A chart of my trade is below. We see a prominent pinbar form within the 38.2% - 61.8% retracement area. It's also touching the daily pivot point, and in the direction of the 200 EMA (grey solid line). Confluence is good.
 
I entered short and initially aimed for a 3:1 reward:risk, but took profit quite early when the downward movement stalled for a bit. My final R:R was a little over 2:1. Not bad, but as you can see in the chart below, I could've done ALOT better.




My reason for taking profit early was the higher swing low that had formed previously. Since price was stalling at a good potential bullish trend line, I asked myself why risk 3R just to win an extra 1R? So I closed here. It was a conservative play.

Thursday, June 20, 2013

Fibonacci retracements - another tool in the belt

I've been spending the last week practising Fibonacci retracements. I've ignored Fibonacci levels and Elliot Wave theory, thinking they were too subjective to use, but I've been surprised by how well Fibs are respected when used in conjunction with other technical tools like trend lines, support / resistance and candlestick patterns.
 
This was a trade I did not long ago on the USDCHF 5M chart. I plotted the Fib retracement levels from the most recent major swing low and swing high. From my own observations, you'll very likely see the end of a retracement, and resumption of the trend, within the 61.8% and 31.2% levels.
 
I also saw that a resistance level had previously been formed around 0.92700. The 200EMA showed a bullish bias. The bullish candle that formed after price touched resistance & Fib levels told me that price was ready to move up. This confluence of technical factors indicated a good opportunity to go long.
 
I took profit as price reached the previous swing high and began slowing down. All the while I was trailing my stop loss, moving it to breakeven once price was halfway towards my profit target. This is a type of trade that either succeeds, or you get out quickly at minimal cost. We're not hanging around for a second retracement of a similar magnitude as the first, as this would mean the trend is breaking and our chances of finishing in profit is diminished greatly.
 
Below is a snapshot of my trade. You might have to click on it to zoom in.
 
 

Wednesday, June 12, 2013

A very good trade on the CADCHF today...

This is the original setup that I posted on Sunday night, with an inclination to go long on the break of the engulfing bar. I predicted continued bullish action from support at 0.9000.

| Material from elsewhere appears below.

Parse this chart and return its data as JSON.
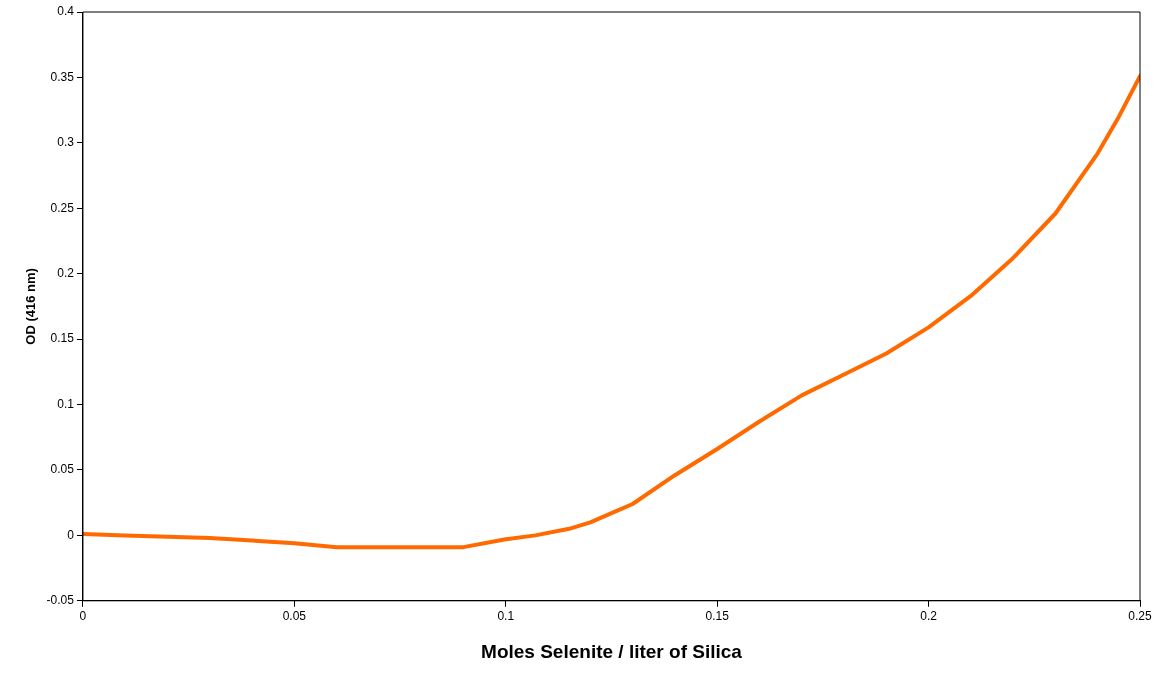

My long was triggered yesterday and price moved in my favour for a bit, until it reversed and closed as a pinbar reversal signal.
 
The "old me" would've kept the order open until my stop loss was hit, just below 0.9000. I then thought about it.
 
The pinbar formed along a trendline, as well within the 38.2-61.8% Fibonacci retracement level. The momentum of the last few weeks was also very bearish. To me, the probability of a successful trade became diminished. If 0.9000 was to be re-tested so soon, then it told me that institutional money was determined to break it.  



Rather than wait for my stop loss to get hit, I saw an opportunity to cut my trade at a very cheap price, which I did. I then decided to trade the reversal.


 
I felt if institutional money was going to re-test 0.9000, it wasn't going to waste time. Rather than set my stop loss at the top of the pinbar, I moved it a bit lower in order to provide a 2:1 reward-to-risk ratio. I set my profit target a little above 0.9000. The trade closed in profit a short awhile ago so I'm pretty happy about how I traded this.

Sunday, June 9, 2013

Upcoming signal: CADCHF

Only saw one signal over the weekend that I like. The CADCHF has been ranging between 0.9000 and 0.9500 since the start of the year. An engulfing bar has appeared at a solid, well-respected support level of 0.9000. Other CAD pairs show highly-correlated candles.